Dengue is already endemic here in Southeast Asia. MSF has replicated elsewhere some of the success that Indonesia, Malaysia, Thailand, and Vietnam have had trialling innovative vector-control methods. In Honduras, where more than 10,000 cases of dengue are reported annually, the transmission potential has increased significantly and MSF teams responded to seven outbreaks in 14 years.
Traditional chemical vector-control methods are less effective now; mosquitoes have become resistant to them. Last year, MSF and the Honduran Ministry of Health launched new vector-control studies, including a Wolbachia method pilot like one done in Singapore and Southeast Asia. The mosquito population of a district of Tegucigalpa is being replaced with mosquitoes inoculated with the Wolbachia bacteria that blocks dengue viruses from replicating, thereby cutting transmission. In previous studies conducted in other endemic settings, Wolbachia was proven to reduce dengue transmission by up to 95%. The method appears to be environmentally safe, self-sustaining, and cost-effective.

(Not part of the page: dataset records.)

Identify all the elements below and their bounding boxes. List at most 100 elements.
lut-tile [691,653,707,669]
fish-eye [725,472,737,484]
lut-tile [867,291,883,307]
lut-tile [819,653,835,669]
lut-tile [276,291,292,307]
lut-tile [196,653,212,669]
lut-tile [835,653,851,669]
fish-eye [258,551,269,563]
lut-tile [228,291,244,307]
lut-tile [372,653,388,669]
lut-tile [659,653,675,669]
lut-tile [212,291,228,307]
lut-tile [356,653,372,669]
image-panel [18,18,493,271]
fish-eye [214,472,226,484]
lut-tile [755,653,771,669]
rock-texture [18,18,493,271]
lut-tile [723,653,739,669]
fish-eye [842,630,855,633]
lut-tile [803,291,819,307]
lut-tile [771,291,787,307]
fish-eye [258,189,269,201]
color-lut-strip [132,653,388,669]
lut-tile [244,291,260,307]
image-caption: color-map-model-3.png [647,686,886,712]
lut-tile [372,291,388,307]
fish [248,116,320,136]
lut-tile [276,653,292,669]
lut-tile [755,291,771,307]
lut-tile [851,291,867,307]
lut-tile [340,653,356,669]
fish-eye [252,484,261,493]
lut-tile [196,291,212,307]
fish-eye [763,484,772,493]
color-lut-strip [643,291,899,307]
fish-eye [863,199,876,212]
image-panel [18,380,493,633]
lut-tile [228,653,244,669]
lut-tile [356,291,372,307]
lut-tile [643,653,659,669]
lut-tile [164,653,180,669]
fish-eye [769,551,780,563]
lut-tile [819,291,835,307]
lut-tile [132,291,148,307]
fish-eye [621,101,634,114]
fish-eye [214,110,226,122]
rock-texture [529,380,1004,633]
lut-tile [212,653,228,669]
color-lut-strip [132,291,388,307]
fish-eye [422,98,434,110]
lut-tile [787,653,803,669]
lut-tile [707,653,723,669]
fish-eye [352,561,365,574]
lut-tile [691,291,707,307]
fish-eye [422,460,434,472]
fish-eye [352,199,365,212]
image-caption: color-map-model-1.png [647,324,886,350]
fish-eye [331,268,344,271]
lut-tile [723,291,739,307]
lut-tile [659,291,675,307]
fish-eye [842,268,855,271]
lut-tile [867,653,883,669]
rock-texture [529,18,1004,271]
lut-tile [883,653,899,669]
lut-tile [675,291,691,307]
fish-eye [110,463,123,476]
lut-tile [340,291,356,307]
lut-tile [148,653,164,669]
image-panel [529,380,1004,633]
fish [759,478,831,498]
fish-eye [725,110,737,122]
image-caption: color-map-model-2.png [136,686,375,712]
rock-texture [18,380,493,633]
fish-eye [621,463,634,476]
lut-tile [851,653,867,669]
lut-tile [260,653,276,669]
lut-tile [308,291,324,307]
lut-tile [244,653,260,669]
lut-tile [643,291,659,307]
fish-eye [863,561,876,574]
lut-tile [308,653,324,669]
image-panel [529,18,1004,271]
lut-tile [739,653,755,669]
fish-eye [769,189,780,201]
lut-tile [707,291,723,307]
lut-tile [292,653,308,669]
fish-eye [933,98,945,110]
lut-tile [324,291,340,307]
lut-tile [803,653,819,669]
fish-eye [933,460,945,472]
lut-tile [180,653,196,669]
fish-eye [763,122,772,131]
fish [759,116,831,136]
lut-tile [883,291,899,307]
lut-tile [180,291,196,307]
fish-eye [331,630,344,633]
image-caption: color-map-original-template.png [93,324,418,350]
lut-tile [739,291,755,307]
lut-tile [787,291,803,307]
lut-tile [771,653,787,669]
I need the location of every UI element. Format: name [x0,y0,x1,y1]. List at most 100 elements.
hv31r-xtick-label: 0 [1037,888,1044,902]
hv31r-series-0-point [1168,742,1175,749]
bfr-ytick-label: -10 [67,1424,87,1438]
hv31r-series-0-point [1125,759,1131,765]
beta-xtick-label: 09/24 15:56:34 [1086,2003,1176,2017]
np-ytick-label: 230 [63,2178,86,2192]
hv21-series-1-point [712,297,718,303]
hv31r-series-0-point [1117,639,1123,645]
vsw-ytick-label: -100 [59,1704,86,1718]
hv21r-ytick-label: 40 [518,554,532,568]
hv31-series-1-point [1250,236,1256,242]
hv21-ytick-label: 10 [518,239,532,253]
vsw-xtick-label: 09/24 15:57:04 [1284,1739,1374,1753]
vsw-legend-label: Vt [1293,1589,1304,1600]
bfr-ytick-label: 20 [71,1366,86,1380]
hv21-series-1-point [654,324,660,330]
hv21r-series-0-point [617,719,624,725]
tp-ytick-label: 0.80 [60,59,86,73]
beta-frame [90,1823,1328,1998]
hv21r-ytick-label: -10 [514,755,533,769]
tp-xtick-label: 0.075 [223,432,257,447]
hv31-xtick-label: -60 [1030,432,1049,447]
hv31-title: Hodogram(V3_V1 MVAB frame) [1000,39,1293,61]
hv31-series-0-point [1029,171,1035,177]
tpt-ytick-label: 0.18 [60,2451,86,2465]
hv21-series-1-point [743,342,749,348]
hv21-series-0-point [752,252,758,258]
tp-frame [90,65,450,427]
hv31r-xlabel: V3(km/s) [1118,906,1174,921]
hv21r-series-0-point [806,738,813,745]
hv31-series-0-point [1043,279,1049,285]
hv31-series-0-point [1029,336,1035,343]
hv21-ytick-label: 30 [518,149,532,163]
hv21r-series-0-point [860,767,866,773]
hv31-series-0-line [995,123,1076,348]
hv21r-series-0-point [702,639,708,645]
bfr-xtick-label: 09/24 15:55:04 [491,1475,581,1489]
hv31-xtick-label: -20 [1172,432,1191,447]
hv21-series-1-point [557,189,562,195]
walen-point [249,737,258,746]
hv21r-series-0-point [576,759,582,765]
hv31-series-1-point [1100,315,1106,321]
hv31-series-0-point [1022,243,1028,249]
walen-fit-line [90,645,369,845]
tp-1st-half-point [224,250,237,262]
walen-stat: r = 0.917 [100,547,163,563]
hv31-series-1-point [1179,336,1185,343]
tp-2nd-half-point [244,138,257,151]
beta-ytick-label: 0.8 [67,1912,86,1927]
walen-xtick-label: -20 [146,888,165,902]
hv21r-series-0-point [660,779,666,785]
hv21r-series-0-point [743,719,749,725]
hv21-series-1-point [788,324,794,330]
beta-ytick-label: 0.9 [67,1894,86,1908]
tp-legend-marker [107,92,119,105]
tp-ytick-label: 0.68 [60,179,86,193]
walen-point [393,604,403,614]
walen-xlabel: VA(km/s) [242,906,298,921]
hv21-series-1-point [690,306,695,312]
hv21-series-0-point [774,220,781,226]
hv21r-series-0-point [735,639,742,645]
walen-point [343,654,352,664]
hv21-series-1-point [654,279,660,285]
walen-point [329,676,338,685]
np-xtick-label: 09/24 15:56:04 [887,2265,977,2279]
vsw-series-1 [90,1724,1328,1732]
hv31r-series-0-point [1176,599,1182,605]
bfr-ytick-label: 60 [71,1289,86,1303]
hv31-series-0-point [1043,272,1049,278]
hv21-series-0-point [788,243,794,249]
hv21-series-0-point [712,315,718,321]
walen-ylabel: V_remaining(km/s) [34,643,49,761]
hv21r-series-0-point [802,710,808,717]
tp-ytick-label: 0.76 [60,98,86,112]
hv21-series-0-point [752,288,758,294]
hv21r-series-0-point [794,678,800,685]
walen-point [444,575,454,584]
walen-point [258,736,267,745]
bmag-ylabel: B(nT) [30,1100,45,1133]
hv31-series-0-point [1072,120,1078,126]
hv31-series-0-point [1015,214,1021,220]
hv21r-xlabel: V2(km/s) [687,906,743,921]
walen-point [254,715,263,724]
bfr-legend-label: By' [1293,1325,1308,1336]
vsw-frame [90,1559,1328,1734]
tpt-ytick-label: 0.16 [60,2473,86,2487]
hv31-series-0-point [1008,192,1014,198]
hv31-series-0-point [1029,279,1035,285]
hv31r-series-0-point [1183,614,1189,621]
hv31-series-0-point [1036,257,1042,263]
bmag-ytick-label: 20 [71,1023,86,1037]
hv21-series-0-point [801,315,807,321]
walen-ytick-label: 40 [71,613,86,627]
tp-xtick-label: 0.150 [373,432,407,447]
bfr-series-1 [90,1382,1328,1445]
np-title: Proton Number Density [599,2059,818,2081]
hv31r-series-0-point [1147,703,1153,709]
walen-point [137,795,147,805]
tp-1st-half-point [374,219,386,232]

I hope that trialling practical solutions in Southeast Asia in ways that humanitarian groups like MSF can replicate elsewhere in the world, becomes a feature of the emerging future humanitarian landscape. This region can be a source of solutions for other places where institutions are sometimes less strong or reliable. That would be an excellent expression of solidarity via concrete action.
Other steps should include, producing and sharing knowledge to fill gaps. An MSF review of the latest assessment reports by the authoritative Intergovernmental Panel on Climate Change highlighted that meningitis, snakebite, leishmaniasis, measles, Ebola, and human African trypanosomiasis – all climate sensitive diseases and humanitarian health problems – were underreported or absent in the latest edition.
While health doesn’t yet feature prominently in international decision-making processes, it urgently needs to be at the centre of all multilateral climate negotiations, policies, commitments, and action. This means bringing health organisations and stakeholders to the negotiating table. Here too the Southeast Asia can play a significant role.
Finally, coherence on planning for, and responding to climate health emergencies is essential since efforts still often remain siloed, with little coordination and coherence across sectors – perhaps most of all, in terms of funding. A key focus of COP29 will fall on finance and we already see some countries choosing to cut humanitarian funding and divert that money to climate programming. This cannot be. Coherent climate action must fill gaps and enhance humanitarian and development assistance, not be set up to compete with it.

Christopher Lockyear is the Secretary General of International Medical Humanitarian Organisation Medecins Sans Frontieres/Doctors Without Borders.
** The views and opinions expressed in this article are those of the author(s) and do not necessarily reflect the position of Astro AWANI.